2.     The authors assume a linear relation between the detected voltage and the photoexcited carrier density in the data analysis for all injection levels. However, the charge mobility can be strongly affected by the carrier density due to carrier-carrier interaction. Considering the large variation of the pump power, it’s important to clarify the effect of the mobility change to the lifetime curves. 

 

3.     Comparing the different temperatures, the starting t_c shortens by a factor of 100. The authors justify this effect in the model by varying N_SRH. However, it’s well studied that the charge mobility can be changed dramatically with temperature in lead halide perovskites (Adv. Funct. Mater. 25, 6218-6227 (2015)). Since the calculation of t_c is related to the detected voltage (equation 8) which is proportional to the product of the carrier density and charge mobility, did the authors consider the temperature-dependent mobility in the data analysis?

 

4.     At high temperatures, the authors claimed an increased number of trap levels N_SRH due to the thermal excitations. I assume the authors mean the available trap states, not the total trap states. The authors need to clarify better in the manuscript for the readers.

 

5.     There is necessary reference missing in Page 7 for the discussion about the t_c curves in silicon ‘In silicon, all TRMCD … into a single curve’.

Comments for author File: Comments.pdf

Author Response

The reply is provided in the attached pdf file.

Author Response File: Author Response.pdf

Reviewer 2 Report

Comments and Suggestions for Authors

In this work, the author measured temperature and power dependent time-resolved microwave photoconductivity decay (TRMCD) on CsPbBr₃ single crystals at temperatures ranging from 20 to 300K in the presence of sun irradiation. In detail, the author analyzed the changes in carrier lifetime after excitation pulses and evaluated possible recombination mechanisms using mathematical models. In general, this work is well designed and the paper is well written. This paper maybe suitable for publication in nanomaterials after minor revision.

The detailed comments are as follows:

1. The writing of the Abstract section is not smooth enough, it is best to add some linking words.

2. Please fill in the keywords below the Abstract section.

3. In Chapter The Experimental Setup (2.2), “Figure 1 shows the block…” should be corrected to “Figure 1(a) shows the block…”. Each statement should be specific to each image. Please carefully check and make corrections.

4. Reference 53 contains a serious error, please correct it.

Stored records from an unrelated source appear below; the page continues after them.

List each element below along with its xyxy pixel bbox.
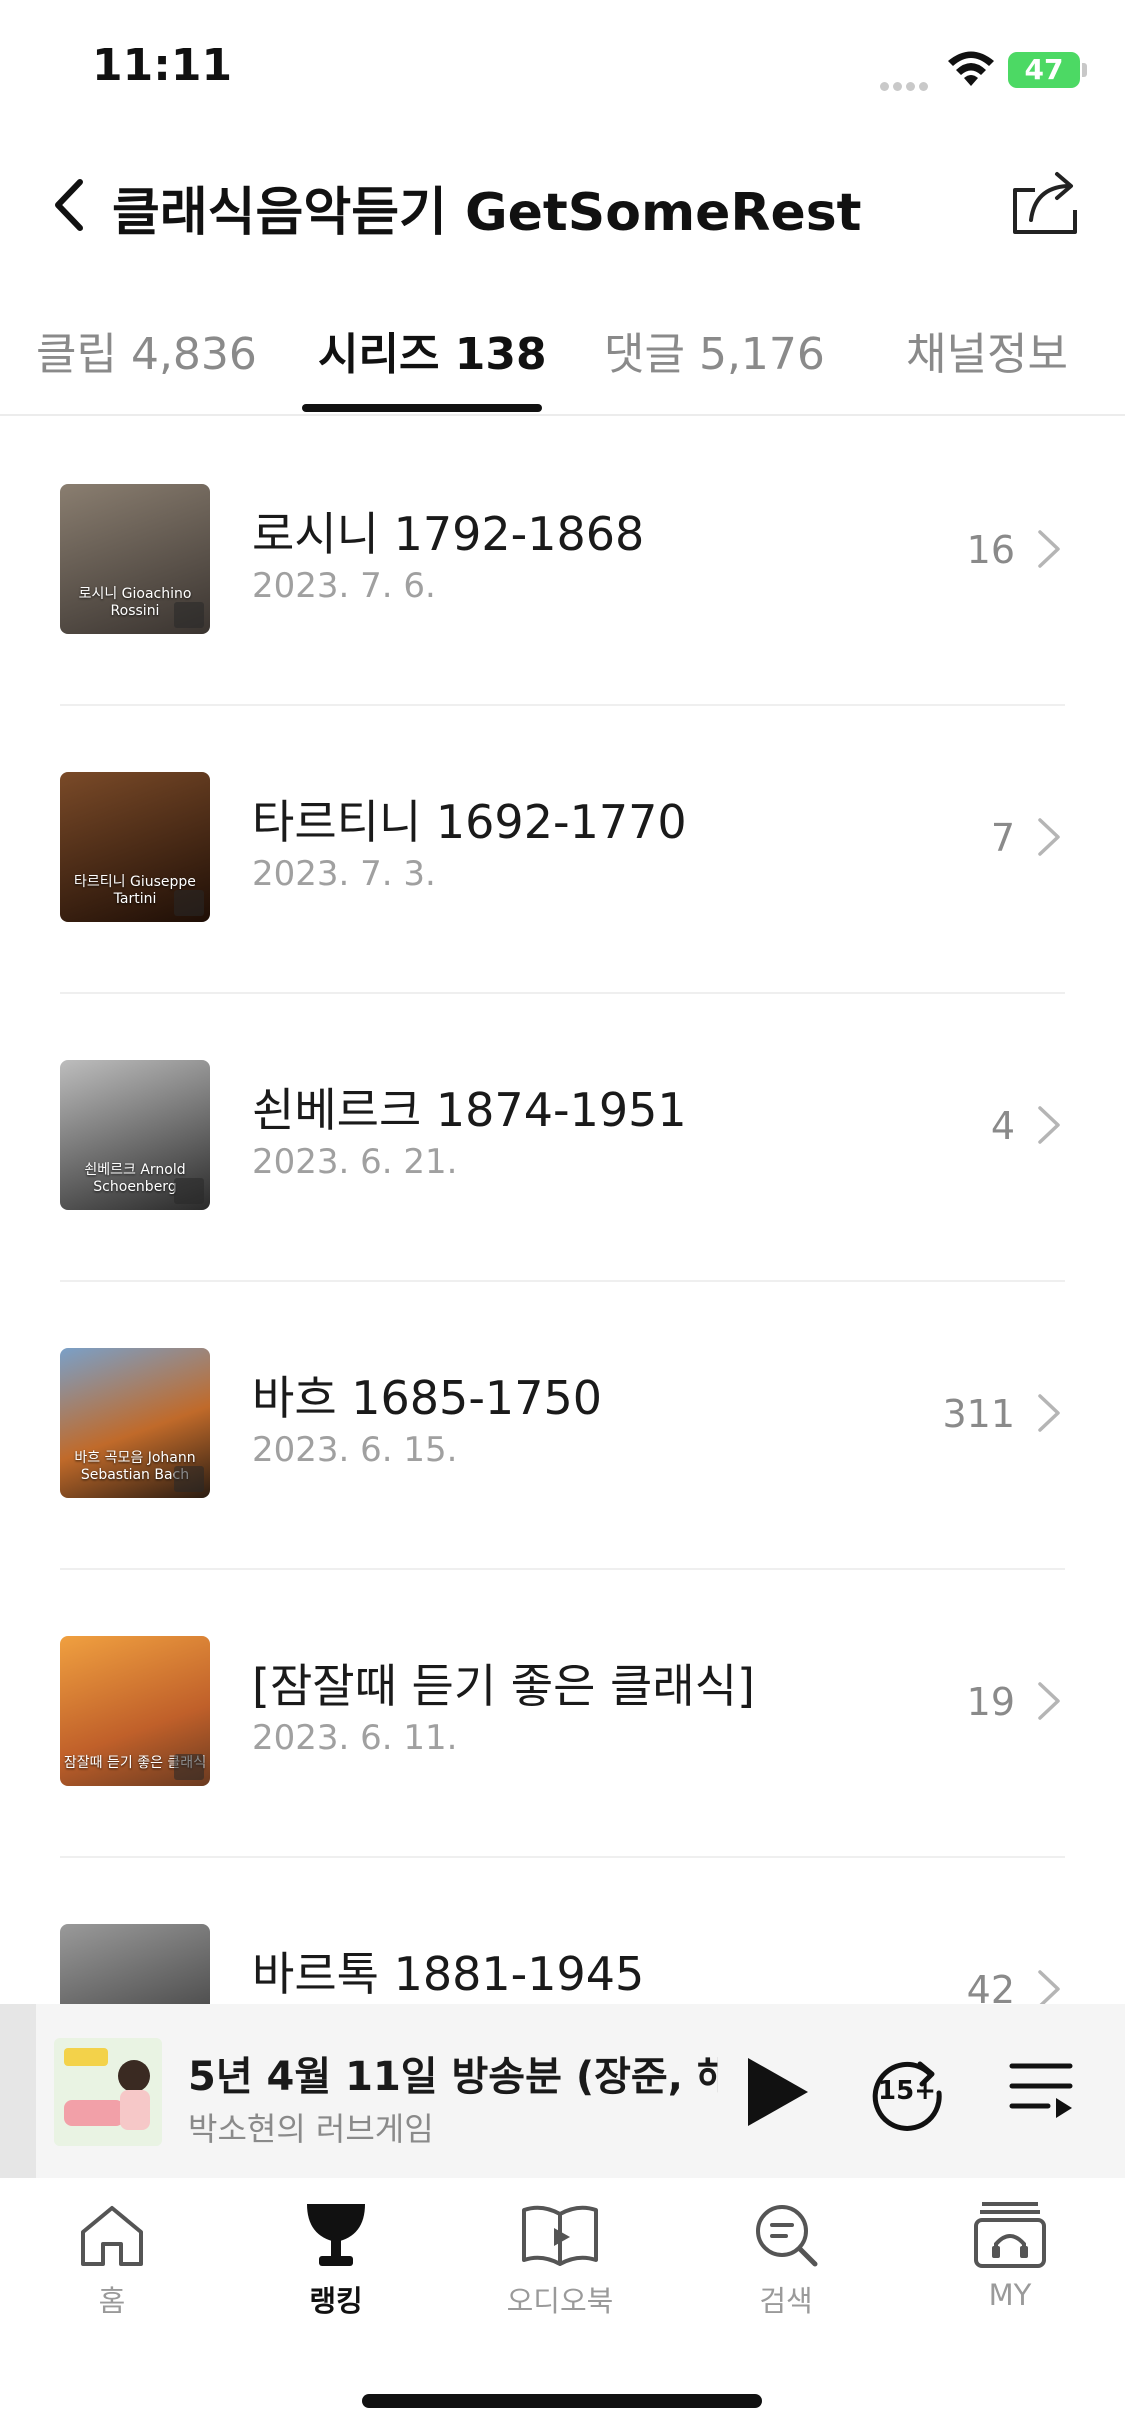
episode-count: 19 — [966, 1680, 1015, 1724]
page-title: 클래식음악듣기 GetSomeRest — [112, 183, 862, 243]
channel-tabs: 클립 4,836 시리즈 138 댓글 5,176 채널정보 — [0, 300, 1125, 416]
now-playing-artwork-icon — [54, 2038, 162, 2146]
series-row[interactable]: 잠잘때 듣기 좋은 클래식 [잠잘때 듣기 좋은 클래식] 2023. 6. 1… — [0, 1570, 1125, 1858]
series-row[interactable]: 쇤베르크 Arnold Schoenberg 쇤베르크 1874-1951 20… — [0, 994, 1125, 1282]
wifi-icon — [948, 51, 994, 86]
tabbar-item-my[interactable]: MY — [930, 2200, 1090, 2340]
series-row[interactable]: 타르티니 Giuseppe Tartini 타르티니 1692-1770 202… — [0, 706, 1125, 994]
series-thumbnail: 쇤베르크 Arnold Schoenberg — [60, 1060, 210, 1210]
series-thumbnail: 잠잘때 듣기 좋은 클래식 — [60, 1636, 210, 1786]
series-thumbnail: 로시니 Gioachino Rossini — [60, 484, 210, 634]
playlist-icon — [174, 1754, 204, 1780]
mini-player[interactable]: 5년 4월 11일 방송분 (장준, 해지 박소현의 러브게임 15+ — [0, 2004, 1125, 2178]
series-title: [잠잘때 듣기 좋은 클래식] — [252, 1659, 755, 1713]
tab-channel-info[interactable]: 채널정보 — [906, 318, 1068, 382]
tabbar-label-ranking: 랭킹 — [309, 2284, 363, 2318]
chevron-right-icon — [1038, 818, 1060, 856]
share-button[interactable] — [1005, 160, 1085, 240]
tabbar-item-home[interactable]: 홈 — [32, 2200, 192, 2340]
tabbar-label-my: MY — [988, 2278, 1032, 2312]
status-time: 11:11 — [92, 40, 233, 91]
episode-count: 311 — [942, 1392, 1015, 1436]
tab-clips[interactable]: 클립 4,836 — [36, 318, 257, 382]
playlist-icon — [174, 602, 204, 628]
tabbar-item-ranking[interactable]: 랭킹 — [256, 2200, 416, 2340]
battery-tip — [1082, 63, 1087, 77]
chevron-right-icon — [1038, 1682, 1060, 1720]
skip-forward-label: 15+ — [878, 2076, 936, 2106]
series-row[interactable]: 바흐 곡모음 Johann Sebastian Bach 바흐 1685-175… — [0, 1282, 1125, 1570]
series-title: 쇤베르크 1874-1951 — [252, 1083, 687, 1137]
playlist-icon — [174, 890, 204, 916]
status-bar: 11:11 47 — [0, 0, 1125, 140]
tabbar-item-audiobook[interactable]: 오디오북 — [480, 2200, 640, 2340]
my-icon — [974, 2202, 1046, 2268]
tab-comments[interactable]: 댓글 5,176 — [604, 318, 825, 382]
header: 클래식음악듣기 GetSomeRest — [0, 150, 1125, 260]
mini-player-edge — [0, 2004, 36, 2178]
now-playing-title: 5년 4월 11일 방송분 (장준, 해지 — [188, 2054, 718, 2100]
chevron-right-icon — [1038, 1106, 1060, 1144]
tabbar-label-audiobook: 오디오북 — [506, 2284, 614, 2318]
episode-count: 4 — [990, 1104, 1015, 1148]
series-title: 바흐 1685-1750 — [252, 1371, 602, 1425]
series-date: 2023. 6. 15. — [252, 1430, 458, 1470]
series-row[interactable]: 로시니 Gioachino Rossini 로시니 1792-1868 2023… — [0, 418, 1125, 706]
queue-button[interactable] — [1008, 2056, 1074, 2122]
home-icon — [81, 2206, 143, 2266]
series-date: 2023. 7. 6. — [252, 566, 436, 606]
home-indicator — [362, 2394, 762, 2408]
episode-count: 16 — [966, 528, 1015, 572]
cellular-signal-icon — [880, 76, 932, 91]
series-title: 로시니 1792-1868 — [252, 507, 645, 561]
playlist-icon — [174, 1466, 204, 1492]
playlist-icon — [174, 1178, 204, 1204]
series-title: 타르티니 1692-1770 — [252, 795, 687, 849]
now-playing-subtitle: 박소현의 러브게임 — [188, 2110, 434, 2148]
series-date: 2023. 6. 21. — [252, 1142, 458, 1182]
audiobook-icon — [522, 2205, 598, 2266]
active-tab-indicator — [302, 404, 542, 412]
back-button[interactable] — [40, 168, 100, 242]
series-thumbnail: 바흐 곡모음 Johann Sebastian Bach — [60, 1348, 210, 1498]
trophy-icon — [307, 2204, 365, 2266]
skip-forward-button[interactable]: 15+ — [866, 2052, 948, 2134]
series-thumbnail: 타르티니 Giuseppe Tartini — [60, 772, 210, 922]
chevron-right-icon — [1038, 1394, 1060, 1432]
tab-series[interactable]: 시리즈 138 — [318, 318, 547, 382]
series-date: 2023. 6. 11. — [252, 1718, 458, 1758]
tabbar-label-home: 홈 — [98, 2284, 126, 2318]
tabbar-label-search: 검색 — [759, 2284, 813, 2318]
series-title: 바르톡 1881-1945 — [252, 1947, 645, 2001]
series-date: 2023. 7. 3. — [252, 854, 436, 894]
battery-indicator: 47 — [1008, 52, 1080, 88]
now-playing-thumbnail — [54, 2038, 162, 2146]
search-icon — [756, 2205, 818, 2267]
tabbar-item-search[interactable]: 검색 — [706, 2200, 866, 2340]
chevron-right-icon — [1038, 530, 1060, 568]
episode-count: 7 — [990, 816, 1015, 860]
play-button[interactable] — [740, 2052, 814, 2132]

5. Image titles in the article should follow a consistent structure (Figure 1 in manuscript and FIG.1 in supporting information).

6. Whether title, author and other information should be added to the supporting information on the first page? Please standardize the format of your article according to the journal's requirements.

Comments on the Quality of English Language

Moderate editing of English language required.

Author Response

The reply is provided as an attached pdf file.

Author Response File: Author Response.pdf

Round 2

Reviewer 1 Report

Comments and Suggestions for Authors

In the revised manuscript, Bojtor and coworkers carefully addressed all major and minor comments, their efforts are very much appreciated. With their addition of further discussions especially on mobility change and exciton formation, the conclusions are more convincing and sounder. The manuscript is now improved significantly. I recommend the manuscript for publication in Nanomaterials without another round of review. I congratulate the authors on this relevant and exciting piece of work.